According to tech futurists like Gregory Stock, the only function biodiversity had was to entertain humans. “There is an immense roster of species,” he noted, “that neither affect nor interest the vast majority of humankind.” This was in 1999 and these tech bro views have only accelerated and hardened since then as, unsurprisingly, biodiversity has collapsed all around us. Not because of some accidents. Because of Valley design and culture. Because of the triumph of technology, chemicals and plastics, of engineers, chemists and scientists. The Valley is not finished yet, by any means. It has big dreams of extending its surveillance capitalism world, while crushing any competition from our environment. By the 2010s, the “best minds” of what had now become the Valley of Pimps and Pushers were relentlessly focused on designing for engagement and addiction. By the 2020s, they were openly calling for ethnic cleansing and the building of a new and more secure Valley away from the working-class riffraff and the homeless, where the tech elite could live out their fantasies of world domination in quiet and comfort, surrounded by big screens of super clean nature.
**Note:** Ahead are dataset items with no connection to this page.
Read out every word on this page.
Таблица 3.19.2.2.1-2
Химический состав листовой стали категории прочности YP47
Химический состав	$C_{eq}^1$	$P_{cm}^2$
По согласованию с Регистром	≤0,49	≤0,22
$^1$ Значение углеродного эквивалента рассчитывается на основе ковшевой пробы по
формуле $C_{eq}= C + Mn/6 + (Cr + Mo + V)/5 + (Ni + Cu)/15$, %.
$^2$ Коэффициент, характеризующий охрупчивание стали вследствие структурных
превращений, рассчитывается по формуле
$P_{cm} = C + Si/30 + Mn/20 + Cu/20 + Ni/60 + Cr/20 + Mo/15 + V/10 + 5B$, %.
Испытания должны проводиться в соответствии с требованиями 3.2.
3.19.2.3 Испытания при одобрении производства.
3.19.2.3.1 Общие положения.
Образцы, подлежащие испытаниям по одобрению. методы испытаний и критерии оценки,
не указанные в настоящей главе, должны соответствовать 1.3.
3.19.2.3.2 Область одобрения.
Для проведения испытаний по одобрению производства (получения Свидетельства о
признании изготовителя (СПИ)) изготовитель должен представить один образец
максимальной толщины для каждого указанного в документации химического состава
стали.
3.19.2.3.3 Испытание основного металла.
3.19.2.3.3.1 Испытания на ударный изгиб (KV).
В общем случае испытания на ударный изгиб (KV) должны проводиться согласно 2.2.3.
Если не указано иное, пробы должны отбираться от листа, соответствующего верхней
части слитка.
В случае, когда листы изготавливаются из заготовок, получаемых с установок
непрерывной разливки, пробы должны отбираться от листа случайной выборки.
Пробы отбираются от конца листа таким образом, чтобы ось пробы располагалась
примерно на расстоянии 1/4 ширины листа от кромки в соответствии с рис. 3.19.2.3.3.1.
I asked Aaron Sachs in 2023 if experience had led him to change his thinking since he published his article back in 1999. “I don’t have much to add except to recommend the writings of Lewis Mumford,” he replied. “I recently published a book partly about Mumford, and one of the subtexts was simply his warning that in this country the conversation about HOW we ought to use technology has almost always come too late—long after the technology has been hailed as the next great gift to humankind. Just part of the love affair with capitalistic innovation and consumerism…”
Even in the greenwashed Valley there were limits. By the 1970s, the concentration of toxic dump sites, of polluted water and soil, was concentrating minds. More and more people were getting sick, the US Environmental Protection Agency had been established in 1970, and regulations were tightening. There is opportunity in adversity, they say. Some bright spark wondered why bring these riffraff Mexican and Filipino illiterate women to the vaunted Valley, when you could outsource the harm to their dirtbag country? There, you could keep dumping toxins straight into the soil, air and waterways—in even larger quantities—and nobody would complain, so desperate were they for progress, modernity, development. You could exploit workers too in a way that was no longer possible in a namby-pamby government-interfering USA that was losing its raw capitalist bleeding edge. Didn’t everywhere desperately want to be Silicon—Silicon Isle, Silicon Glen, Silicon Delta, Silicon Heartland, Silicon Forest, Silicon Savannah, Silicon Oasis, Silicon Desert? The bright green silicon machine was marching and conquering everywhere it went. It would now be “Designed in The Valley”, with the manufacturing, worker abuse and pollution disappearing even further into the cloud of poor countries scrambling for crumbs of the future.